Il y aurait environ 1,7 million de travailleurs et travailleuses syndiqué·es au Québec. Nancy Patry rêve de voir 1,7 million de voix qui se lèvent contre la violence conjugale.

Nancy Patry est directrice de la maison Hina, un refuge pour femmes ayant vécu de la violence conjugale à Saint-Jean-sur-Richelieu. Au cours de la dernière année, la maison a élargi son offre de services pour donner des formations en prévention aux employé·es syndiqué·es de la municipalité.

Le 21 mars dernier, elle participait à un colloque réunissant des représentant·es et délégué·es syndicales ainsi que des intervenant·es en violence conjugale des quatre coins du Québec, réuni·es pour discuter du rôle des syndicats et des milieux de travail dans la prévention de la violence.

Le colloque était organisé par le Regroupement des maisons pour femmes victimes de violence conjugale en collaboration avec plusieurs grands syndicats et employeurs, dans le cadre de la campagne « Milieux de travail alliés contre la violence conjugale ».

« La violence conjugale est un enjeu de société qui a la possibilité de désorganiser tout un milieu de travail », observe Isabelle Renaud, conseillère syndicale responsable de l’éducation à l’Alliance de la fonction publique du Canada-Québec.

Ce que peuvent les syndicats

Les présentatrices ont détaillé trois façons dont les syndicats peuvent soutenir les personnes vivant de la violence conjugale. Il existe par exemple des clauses dans les conventions collectives qui accordent des congés payés aux survivantes et établissent des plans de sécurité.

Les syndicats peuvent aussi soutenir la formation de pairs aidant·es, qui deviennent habilité·es à écouter les victimes et à offrir des références.
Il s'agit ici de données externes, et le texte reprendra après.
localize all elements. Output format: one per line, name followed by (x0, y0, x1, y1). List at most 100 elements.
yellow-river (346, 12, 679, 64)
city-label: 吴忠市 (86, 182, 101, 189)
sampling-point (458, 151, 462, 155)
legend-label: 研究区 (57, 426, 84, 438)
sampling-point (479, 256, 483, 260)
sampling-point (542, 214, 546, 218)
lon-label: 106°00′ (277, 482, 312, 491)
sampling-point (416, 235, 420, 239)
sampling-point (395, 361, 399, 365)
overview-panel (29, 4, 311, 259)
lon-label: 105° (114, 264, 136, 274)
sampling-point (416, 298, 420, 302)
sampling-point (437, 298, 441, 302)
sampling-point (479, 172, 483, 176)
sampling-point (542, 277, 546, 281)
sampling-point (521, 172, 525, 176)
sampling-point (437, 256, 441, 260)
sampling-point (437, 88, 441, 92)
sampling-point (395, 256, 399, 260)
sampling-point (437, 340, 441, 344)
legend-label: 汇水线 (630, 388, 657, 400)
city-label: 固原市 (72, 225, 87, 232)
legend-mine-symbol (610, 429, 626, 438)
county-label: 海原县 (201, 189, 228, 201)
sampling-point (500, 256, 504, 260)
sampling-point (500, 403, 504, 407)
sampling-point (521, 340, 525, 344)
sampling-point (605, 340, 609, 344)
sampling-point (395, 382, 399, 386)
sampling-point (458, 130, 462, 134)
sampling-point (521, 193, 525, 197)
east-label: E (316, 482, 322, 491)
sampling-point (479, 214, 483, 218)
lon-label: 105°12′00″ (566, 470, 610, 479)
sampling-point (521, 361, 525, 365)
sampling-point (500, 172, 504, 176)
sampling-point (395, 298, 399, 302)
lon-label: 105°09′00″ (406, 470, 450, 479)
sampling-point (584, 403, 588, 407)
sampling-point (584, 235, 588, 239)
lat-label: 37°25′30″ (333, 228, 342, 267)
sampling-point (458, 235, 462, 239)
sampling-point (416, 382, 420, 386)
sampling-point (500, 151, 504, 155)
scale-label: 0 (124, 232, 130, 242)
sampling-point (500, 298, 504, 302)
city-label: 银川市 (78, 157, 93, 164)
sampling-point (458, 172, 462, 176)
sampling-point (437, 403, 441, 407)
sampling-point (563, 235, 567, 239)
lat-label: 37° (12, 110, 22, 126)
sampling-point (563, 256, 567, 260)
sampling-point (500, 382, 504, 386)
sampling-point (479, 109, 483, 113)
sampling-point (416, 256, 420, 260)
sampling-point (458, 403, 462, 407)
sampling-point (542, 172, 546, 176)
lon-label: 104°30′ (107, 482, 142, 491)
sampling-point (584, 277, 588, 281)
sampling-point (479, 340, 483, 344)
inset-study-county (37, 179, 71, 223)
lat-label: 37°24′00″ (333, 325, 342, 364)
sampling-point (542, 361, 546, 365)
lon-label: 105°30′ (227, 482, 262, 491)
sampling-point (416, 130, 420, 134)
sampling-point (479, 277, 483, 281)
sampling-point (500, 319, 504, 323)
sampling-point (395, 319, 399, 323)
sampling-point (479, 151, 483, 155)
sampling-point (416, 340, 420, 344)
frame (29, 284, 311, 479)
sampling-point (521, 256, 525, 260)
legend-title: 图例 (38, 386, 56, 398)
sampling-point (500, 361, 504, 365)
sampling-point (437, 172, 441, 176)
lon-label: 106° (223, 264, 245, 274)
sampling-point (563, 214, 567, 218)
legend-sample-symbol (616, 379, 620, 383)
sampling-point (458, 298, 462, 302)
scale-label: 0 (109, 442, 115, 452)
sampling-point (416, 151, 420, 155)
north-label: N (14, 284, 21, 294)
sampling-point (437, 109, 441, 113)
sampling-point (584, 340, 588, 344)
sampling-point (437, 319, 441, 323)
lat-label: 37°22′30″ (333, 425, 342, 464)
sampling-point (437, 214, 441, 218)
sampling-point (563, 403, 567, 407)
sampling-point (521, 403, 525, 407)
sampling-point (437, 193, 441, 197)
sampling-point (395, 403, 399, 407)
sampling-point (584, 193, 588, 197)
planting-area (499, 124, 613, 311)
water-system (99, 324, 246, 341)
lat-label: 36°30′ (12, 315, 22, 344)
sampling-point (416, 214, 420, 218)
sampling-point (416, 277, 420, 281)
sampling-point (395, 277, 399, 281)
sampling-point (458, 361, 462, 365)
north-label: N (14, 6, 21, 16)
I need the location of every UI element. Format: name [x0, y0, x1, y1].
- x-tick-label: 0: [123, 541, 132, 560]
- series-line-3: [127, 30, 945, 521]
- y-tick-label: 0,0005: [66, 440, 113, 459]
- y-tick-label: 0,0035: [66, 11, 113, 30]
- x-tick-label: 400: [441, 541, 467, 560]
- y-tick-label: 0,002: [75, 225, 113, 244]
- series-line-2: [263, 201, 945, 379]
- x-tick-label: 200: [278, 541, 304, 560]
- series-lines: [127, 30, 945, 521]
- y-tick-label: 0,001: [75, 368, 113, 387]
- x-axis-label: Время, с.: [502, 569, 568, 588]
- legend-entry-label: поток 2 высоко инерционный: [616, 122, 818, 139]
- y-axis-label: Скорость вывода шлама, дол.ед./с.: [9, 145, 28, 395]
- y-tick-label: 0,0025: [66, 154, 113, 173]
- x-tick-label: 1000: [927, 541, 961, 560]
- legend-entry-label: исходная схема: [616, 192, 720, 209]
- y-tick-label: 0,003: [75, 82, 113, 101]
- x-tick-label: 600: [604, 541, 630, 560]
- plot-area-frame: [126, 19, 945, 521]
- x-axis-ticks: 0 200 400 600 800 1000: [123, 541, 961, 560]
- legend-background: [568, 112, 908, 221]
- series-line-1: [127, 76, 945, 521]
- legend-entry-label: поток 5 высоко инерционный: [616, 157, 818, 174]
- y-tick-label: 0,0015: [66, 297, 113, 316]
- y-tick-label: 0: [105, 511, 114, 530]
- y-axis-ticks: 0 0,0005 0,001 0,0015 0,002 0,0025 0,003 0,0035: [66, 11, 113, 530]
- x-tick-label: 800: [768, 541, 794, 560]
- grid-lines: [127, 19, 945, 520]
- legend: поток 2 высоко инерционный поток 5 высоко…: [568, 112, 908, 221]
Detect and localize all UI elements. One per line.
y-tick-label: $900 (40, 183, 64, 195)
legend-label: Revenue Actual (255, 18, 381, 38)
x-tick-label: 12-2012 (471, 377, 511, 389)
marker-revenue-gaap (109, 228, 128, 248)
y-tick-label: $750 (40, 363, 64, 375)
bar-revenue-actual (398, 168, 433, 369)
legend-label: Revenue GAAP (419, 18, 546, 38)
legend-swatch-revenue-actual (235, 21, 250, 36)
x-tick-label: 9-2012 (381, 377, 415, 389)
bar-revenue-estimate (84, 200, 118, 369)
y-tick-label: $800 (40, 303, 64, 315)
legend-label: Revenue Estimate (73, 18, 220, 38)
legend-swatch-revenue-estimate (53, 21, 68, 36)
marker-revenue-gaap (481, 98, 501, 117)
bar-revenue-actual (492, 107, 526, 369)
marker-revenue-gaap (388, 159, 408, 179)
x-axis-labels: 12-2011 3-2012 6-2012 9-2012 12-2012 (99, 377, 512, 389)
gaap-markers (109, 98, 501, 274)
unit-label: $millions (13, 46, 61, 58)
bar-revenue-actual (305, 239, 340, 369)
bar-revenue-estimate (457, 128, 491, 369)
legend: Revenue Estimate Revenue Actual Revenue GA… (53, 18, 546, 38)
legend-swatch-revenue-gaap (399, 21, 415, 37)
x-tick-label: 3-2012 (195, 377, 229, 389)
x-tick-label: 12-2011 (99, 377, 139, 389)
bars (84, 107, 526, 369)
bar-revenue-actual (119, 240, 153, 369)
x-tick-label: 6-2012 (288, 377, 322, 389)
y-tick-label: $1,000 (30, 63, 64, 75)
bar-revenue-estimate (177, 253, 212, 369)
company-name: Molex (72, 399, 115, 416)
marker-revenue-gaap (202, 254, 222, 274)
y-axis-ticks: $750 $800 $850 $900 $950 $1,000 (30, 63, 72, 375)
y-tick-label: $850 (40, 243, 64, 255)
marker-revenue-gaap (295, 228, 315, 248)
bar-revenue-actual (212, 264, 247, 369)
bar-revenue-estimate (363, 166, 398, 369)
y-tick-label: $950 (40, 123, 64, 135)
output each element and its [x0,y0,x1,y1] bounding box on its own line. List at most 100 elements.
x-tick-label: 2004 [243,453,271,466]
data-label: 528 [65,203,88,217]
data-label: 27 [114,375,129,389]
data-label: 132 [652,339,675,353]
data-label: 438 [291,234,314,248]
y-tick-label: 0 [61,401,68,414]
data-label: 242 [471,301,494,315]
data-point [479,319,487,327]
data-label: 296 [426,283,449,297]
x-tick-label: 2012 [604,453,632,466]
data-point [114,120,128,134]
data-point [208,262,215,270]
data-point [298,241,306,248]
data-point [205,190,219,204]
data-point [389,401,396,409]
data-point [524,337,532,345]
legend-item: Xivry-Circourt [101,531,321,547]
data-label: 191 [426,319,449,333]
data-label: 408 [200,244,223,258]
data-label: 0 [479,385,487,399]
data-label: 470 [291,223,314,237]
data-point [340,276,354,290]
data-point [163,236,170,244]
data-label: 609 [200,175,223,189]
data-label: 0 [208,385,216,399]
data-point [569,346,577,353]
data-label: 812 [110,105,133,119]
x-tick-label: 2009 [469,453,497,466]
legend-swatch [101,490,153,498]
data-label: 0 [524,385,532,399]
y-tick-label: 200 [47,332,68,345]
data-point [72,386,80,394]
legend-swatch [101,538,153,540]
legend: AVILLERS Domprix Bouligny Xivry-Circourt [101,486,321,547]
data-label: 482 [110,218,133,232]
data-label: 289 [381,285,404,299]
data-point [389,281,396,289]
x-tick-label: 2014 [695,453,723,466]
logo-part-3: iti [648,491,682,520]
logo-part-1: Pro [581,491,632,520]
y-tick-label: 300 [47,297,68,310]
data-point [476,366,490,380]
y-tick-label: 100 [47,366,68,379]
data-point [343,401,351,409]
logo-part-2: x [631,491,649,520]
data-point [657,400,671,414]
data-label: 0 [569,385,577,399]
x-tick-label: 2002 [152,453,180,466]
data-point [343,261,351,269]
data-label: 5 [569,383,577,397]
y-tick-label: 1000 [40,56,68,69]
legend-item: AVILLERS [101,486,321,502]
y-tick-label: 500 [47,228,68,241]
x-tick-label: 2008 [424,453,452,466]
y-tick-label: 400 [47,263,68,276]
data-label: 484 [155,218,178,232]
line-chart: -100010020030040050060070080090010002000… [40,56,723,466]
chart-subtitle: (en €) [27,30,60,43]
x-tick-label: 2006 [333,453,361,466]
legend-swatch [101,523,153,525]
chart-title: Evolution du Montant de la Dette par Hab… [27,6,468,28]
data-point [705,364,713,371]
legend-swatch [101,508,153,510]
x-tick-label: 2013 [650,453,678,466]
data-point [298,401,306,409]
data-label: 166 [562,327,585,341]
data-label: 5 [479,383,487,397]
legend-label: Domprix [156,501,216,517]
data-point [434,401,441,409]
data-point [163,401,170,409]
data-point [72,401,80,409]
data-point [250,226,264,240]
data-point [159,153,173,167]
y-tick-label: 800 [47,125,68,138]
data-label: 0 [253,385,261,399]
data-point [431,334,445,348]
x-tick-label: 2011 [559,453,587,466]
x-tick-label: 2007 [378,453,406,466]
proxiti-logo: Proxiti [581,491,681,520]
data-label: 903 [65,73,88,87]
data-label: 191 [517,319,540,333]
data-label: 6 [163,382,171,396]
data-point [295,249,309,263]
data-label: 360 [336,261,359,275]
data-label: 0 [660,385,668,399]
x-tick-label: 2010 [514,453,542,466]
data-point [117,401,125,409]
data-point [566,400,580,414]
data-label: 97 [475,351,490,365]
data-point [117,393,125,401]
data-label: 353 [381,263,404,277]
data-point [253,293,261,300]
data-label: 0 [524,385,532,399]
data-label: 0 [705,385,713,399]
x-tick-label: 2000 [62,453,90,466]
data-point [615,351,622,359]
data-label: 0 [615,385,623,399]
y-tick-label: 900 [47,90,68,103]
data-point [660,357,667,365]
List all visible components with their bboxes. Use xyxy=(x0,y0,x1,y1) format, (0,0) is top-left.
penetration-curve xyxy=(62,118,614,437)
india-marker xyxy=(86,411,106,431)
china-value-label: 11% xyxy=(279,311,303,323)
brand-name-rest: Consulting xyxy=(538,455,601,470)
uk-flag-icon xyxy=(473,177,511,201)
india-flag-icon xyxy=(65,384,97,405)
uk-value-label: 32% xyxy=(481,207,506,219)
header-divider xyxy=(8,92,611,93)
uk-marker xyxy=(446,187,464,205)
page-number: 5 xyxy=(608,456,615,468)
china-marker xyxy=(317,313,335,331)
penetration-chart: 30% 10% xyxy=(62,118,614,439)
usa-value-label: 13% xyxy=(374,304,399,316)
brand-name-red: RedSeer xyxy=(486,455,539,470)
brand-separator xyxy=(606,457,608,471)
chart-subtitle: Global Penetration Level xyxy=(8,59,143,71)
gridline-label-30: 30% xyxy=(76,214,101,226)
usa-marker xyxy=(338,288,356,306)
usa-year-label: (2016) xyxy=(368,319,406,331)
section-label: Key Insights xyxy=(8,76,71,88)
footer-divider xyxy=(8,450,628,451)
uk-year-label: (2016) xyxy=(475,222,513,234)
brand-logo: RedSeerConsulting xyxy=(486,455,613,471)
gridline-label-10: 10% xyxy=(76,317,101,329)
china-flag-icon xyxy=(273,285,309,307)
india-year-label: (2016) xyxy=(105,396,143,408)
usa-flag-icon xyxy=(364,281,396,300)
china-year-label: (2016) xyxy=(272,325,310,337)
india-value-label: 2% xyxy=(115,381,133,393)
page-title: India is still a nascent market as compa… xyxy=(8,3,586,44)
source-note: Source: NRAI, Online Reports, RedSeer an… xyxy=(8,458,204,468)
Enfin, les syndicats mettent déjà sur pied des programmes de sensibilisation visant l’ensemble des employé·es d’une entreprise, comme celui de la maison Hina.

De plus, les panélistes ont noté que depuis 2021, les employeurs doivent légalement prendre des mesures pour protéger tout·e employé·e vivant une situation de violence, dès qu’ils sont mis au courant de la situation. Les formations en prévention sont également subventionnées par la CNESST.

Six choses à faire pour devenir allié·e des survivant·es en milieu de travail

*S’informer sur la violence conjugale, par exemple avec ce guide d’information de la CSN.

*Reconnaitre les signes d’une relation toxique ou contrôlante : si votre collègue semble toujours sur ses gardes, si vous recevez des visites ou des appels fréquents de son conjoint à son lieu de travail ou si elle est plus souvent absente, en retard ou dans l’incapacité de respecter les délais, il s’agit des signes d’un problème potentiel.

*Rassurer votre collègue que vous êtes là pour l’écouter, mais en lui donnant l’espace pour prendre ses propres décisions en temps et lieu.

*Se renseigner sur les ressources locales en matière de violence conjugale.

*Incorporer des messages sur la prévention de la violence conjugale et sur les ressources disponibles dans vos communications internes.

*Planifier et accommoder : si une survivante doit communiquer avec un·e médecin, un·e avocat·e, un·e intervenant·e, SOS Violence conjugale ou la police pendant ses heures de travail, assurez-vous qu’elle peut le faire sans conséquences professionnelles.

*Accompagner et être présent·e en cas d’urgence : assurez votre collègue que vous serez là pour l’accompagner dans une maison d’hébergement si elle le souhaite.

Un besoin qui se fait sentir

Isabelle Renaud note que la pandémie, l’isolement occasionné par le télétravail et la vague de féminicides de 2020 et 2021 ont augmenté d’insécurité des femmes vivant dans des situations violentes, en plus de focaliser l’attention médiatique sur la violence conjugale.

« Toutes les questions de prévention et de soutien [des victimes] sont importantes non seulement dans la vie syndicale, mais dans la vie en société en général. »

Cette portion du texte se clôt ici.